Nearly 40 percent of people will experience syncope or fainting spells at least once in their lifetime, and this brief loss of consciousness, whether caused by pain, fear, heat, hyperventilation, or something else, accounts for the vast majority of hospital emergency room visits; however, researchers are largely unsure of the exact mechanism that causes people to "syncope. However, the exact root mechanism of people's "fainting" is largely unknown to researchers. Recently, a study published in the international journal Nature entitled "Vagal sensory neurons mediate the Bezold-Jarisch reflex and induce syncope. Scientists from the University of California and other institutions have identified, for the first time, a specific genetic pathway between the heart and the brain that is involved in syncope.
One of the researchers' unique approaches is to consider the heart as a sensory organ, rather than the long-held view that the brain sends signals and the heart simply follows instructions. In this study, the researchers used a variety of methods to better understand the specific neural connections between the heart and the brain. We found that the heart also sends signals to the brain that alter brain function, and the information derived from this study may be relevant to better understanding and treating a wide range of psychiatric and neurological disorders related to the brain-heart connection," said researcher Vineet Augustine. Our study provides the first comprehensive elucidation of the genetically defined cardiac reflex, which faithfully encapsulates human syncope, at the physiological, behavioral and neural network levels.
In the article, the researchers jointly investigated the neural mechanisms associated with the Bezold-Jarisch reflex (BJR), a cardiac reflex first described in 1867; for decades, researchers have hypothesized that the BJR, which is characterized by decreases in heart rate, blood pressure, and respiration, might be associated with organic syncope, but because the neural pathways involved in the reflex are currently unknown, the researchers have lacked the information to prove this idea. The researchers focused on analyzing the genetics behind sensory clusters called nodose ganglia, part of the vagus nerve that carries signals for transmission between the brain and internal organs, including the heart; specifically, vagal sensory neurons (VSNs, vagal sensory neurons) project signals to the brainstem and are thought to be directly related to BJR and syncope, and in the researchers' search for novel neural pathways, they found that VSNs that express the neuropeptide Y receptor Y2 (called NPY2R) are closely associated with the well-known BJR response.
Novel brain-heart link identified.
Image From: Nature (2023). DOI:10.1038/s41586-023-06680-7
The researchers then studied this pathway in mice, and they were surprised to find that when NPY2R VSNs were actively set off using optogenetics, a method of stimulating and controlling neurons, the mice, which were able to move freely, immediately fainted. During these events, the researchers recorded data from thousands of neurons in the mice's brains, as well as changes in their heart activity and facial features, including pupil diameter and blinking. Using machine learning in a variety of ways to analyze the data and identify features of interest, the researchers found that once the NPY2R neurons were activated, the mice exhibited rapid pupil dilation and the "rolling of the eyes" that is typical of syncope in humans, while the body's heart rate, blood pressure, and respiratory rate were also suppressed.

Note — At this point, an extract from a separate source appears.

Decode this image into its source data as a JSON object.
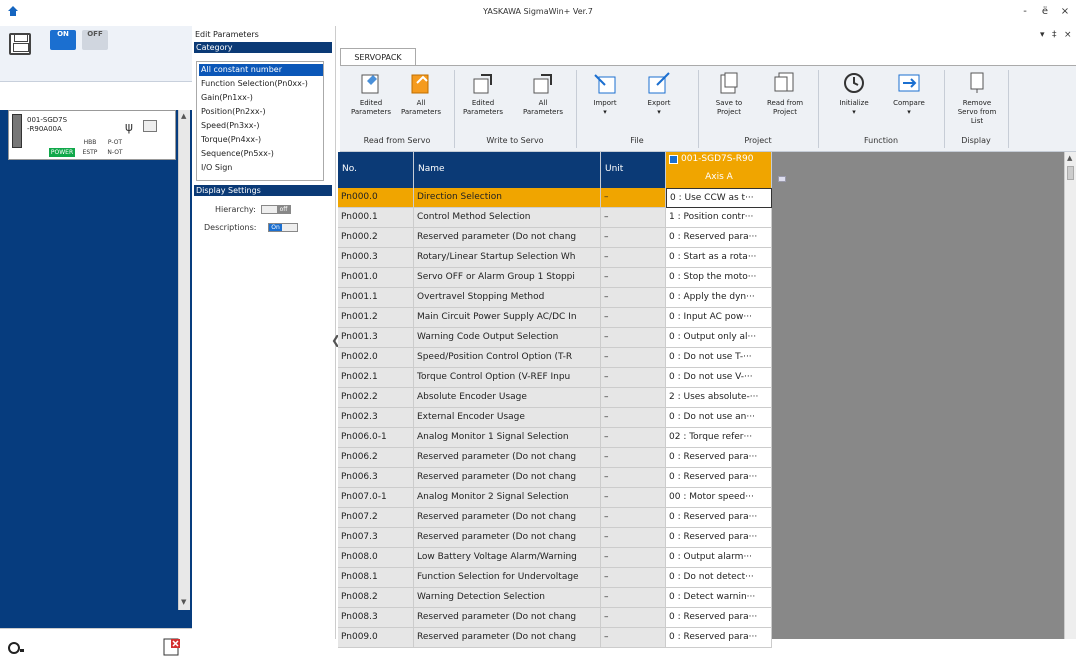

In addition, the researchers measured a decrease in blood flow to the brain.
The researchers concluded that we were surprised when we saw their eyes roll back in time with the rapid decline in brain activity; a few seconds later, their brain activity and movement returned. Further studies showed that BJR and syncope symptoms disappeared when NPY2R VSNs were removed from the mouse organism. Previous findings have suggested that syncope is caused by reduced blood flow to the brain, and this latest study found that this is indeed the case, but the latest research evidence suggests that brain activity itself may play an important role, and thus the study suggests that the activation of neural pathways in the machinery of the novel genetically-identified VSNs is not only related to the BJR, but also, and more importantly, to the whole physiology of the animal organism, some brain networks and even behavior.
Since neuroscientists primarily study the brain and cardiologists primarily study the heart, it has previously been difficult for researchers to sort out such findings, and many of the studies have been conducted separately; according to the researchers, while traditionally neuroscientists believed that the body simply followed the brain, more and more studies today are showing that the organism sends signals to the brain, which then changes its functions . Based on the researchers' latest findings, they will continue to delve deeper to track down the precise conditions behind how vagus sensory neurons are triggered into action. The researchers note that they also hope to analyze more closely the cerebral blood flow and neural circuits of the brain at the onset of syncope in order to better understand this common but mysterious condition. In addition, the researchers hope that this study will serve as a model to help develop targeted therapies for syncope-related disorders.
In summary, the results of this paper shed light on a genetically defined cardiac reflex mechanism that encapsulates key features of syncope occurrence in humans at the physiological, behavioral, and neural network levels.